1. Reasoning-at-Inference Goes Mainstream

Chain-of-thought reasoning (as seen in DeepSeek-R1 and OpenAI’s o-series) is being applied to coding, significantly reducing logical errors in algorithm generation.

2. Small Model Ensembles (Multi-Agent)

Rather than relying on a single massive LLM, role-based specialization is becoming the norm:

  • Phi-4 Mini (ultra-fast) → Code completion
  • Qwen2.5-Coder-32B → Refactoring
  • IBM Granite → Documentation and legal checks

3. MoE Architecture Dominance

Every Tier 1 model uses Mixture of Experts, maximizing performance per active parameter. Qwen3-Coder-Next achieving 70%+ on SWE-bench with 3B active parameters, and Qwen3.5 reaching 76%+ with 17B active parameters, symbolize this paradigm shift.
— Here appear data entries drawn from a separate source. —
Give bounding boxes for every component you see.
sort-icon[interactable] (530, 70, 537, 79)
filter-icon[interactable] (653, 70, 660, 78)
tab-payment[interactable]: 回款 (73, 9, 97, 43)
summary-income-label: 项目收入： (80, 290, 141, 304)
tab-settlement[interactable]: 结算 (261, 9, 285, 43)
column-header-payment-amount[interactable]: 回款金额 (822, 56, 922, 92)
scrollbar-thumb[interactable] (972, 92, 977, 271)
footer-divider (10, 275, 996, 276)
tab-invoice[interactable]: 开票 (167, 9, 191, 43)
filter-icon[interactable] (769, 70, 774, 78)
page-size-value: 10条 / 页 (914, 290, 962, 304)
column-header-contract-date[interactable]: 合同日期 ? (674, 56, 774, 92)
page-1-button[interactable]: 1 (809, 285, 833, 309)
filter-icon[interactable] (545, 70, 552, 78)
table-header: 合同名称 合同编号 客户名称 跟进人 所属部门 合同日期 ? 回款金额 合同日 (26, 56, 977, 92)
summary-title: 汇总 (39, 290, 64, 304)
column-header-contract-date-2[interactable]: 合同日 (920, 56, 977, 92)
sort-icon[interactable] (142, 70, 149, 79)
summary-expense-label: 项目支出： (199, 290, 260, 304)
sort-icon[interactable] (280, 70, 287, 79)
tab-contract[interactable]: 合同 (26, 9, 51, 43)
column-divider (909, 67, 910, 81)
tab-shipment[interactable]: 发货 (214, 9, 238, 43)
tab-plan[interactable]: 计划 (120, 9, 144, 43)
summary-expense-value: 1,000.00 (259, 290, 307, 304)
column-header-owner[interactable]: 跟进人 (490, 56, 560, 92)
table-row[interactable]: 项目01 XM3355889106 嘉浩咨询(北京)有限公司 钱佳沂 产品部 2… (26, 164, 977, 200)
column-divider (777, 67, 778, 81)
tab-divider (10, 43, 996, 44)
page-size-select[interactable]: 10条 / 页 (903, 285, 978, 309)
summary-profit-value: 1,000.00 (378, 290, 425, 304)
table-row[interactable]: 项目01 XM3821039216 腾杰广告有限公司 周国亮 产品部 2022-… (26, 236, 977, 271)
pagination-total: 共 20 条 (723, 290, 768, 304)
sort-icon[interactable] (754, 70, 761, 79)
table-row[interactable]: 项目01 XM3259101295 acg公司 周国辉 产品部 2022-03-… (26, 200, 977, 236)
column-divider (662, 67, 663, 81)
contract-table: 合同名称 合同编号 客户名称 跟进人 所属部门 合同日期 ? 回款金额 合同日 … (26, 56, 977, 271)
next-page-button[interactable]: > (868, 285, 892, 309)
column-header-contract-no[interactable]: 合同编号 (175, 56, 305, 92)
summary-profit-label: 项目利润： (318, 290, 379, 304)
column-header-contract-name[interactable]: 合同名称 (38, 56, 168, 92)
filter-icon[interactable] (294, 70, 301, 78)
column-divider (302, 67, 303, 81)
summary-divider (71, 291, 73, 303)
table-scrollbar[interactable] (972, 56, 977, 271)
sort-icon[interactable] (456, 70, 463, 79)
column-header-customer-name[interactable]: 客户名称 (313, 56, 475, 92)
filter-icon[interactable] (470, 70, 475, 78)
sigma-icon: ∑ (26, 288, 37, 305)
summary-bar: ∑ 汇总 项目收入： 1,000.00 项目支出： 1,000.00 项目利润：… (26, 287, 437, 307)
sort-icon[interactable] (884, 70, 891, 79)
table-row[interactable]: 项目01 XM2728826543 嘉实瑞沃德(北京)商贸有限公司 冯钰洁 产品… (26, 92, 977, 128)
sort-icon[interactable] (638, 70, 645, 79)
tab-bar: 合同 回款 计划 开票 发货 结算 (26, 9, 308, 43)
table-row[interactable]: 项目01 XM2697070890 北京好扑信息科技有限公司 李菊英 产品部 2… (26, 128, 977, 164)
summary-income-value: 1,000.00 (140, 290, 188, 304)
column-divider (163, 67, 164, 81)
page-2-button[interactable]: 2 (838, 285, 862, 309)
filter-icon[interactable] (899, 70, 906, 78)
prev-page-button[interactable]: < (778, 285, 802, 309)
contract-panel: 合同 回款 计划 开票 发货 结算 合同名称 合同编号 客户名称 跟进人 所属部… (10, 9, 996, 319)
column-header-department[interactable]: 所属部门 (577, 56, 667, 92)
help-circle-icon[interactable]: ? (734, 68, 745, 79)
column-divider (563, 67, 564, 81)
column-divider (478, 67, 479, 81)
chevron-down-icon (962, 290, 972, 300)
Summary: Best Models by Use Case

Use CaseRecommended ModelWhy
Best code completion on 24GB GPUQwen2.5-Coder-32BFIM support, Apache 2.0, ~22GB at Q5
Getting started on ≤16GBgpt-oss-20b / Seed-Coder-8BAgent workflows on low resources
Agentic autonomous developmentQwen3-Coder-Next / Qwen3.570%+ SWE-bench, agent-specialized design. Qwen3.5 adds multimodal
Enterprise deploymentIBM Granite CodeData transparency, 116 languages, minimal legal risk
Reasoning and debuggingDeepSeek-R1 Distills / Phi-4CoT reasoning, strong logic in small packages
Low-latency IDE completionLing-Coder-Lite~1.5–2× faster at equivalent performance

OSS-licensed coding LLMs are no longer “cheap substitutes” for proprietary models. With the right combination of model and hardware, you can build a development environment that balances privacy and productivity — entirely under your control.

That’s all for the complete guide to OSS-licensed local coding LLMs (2026 edition) — from the gemba.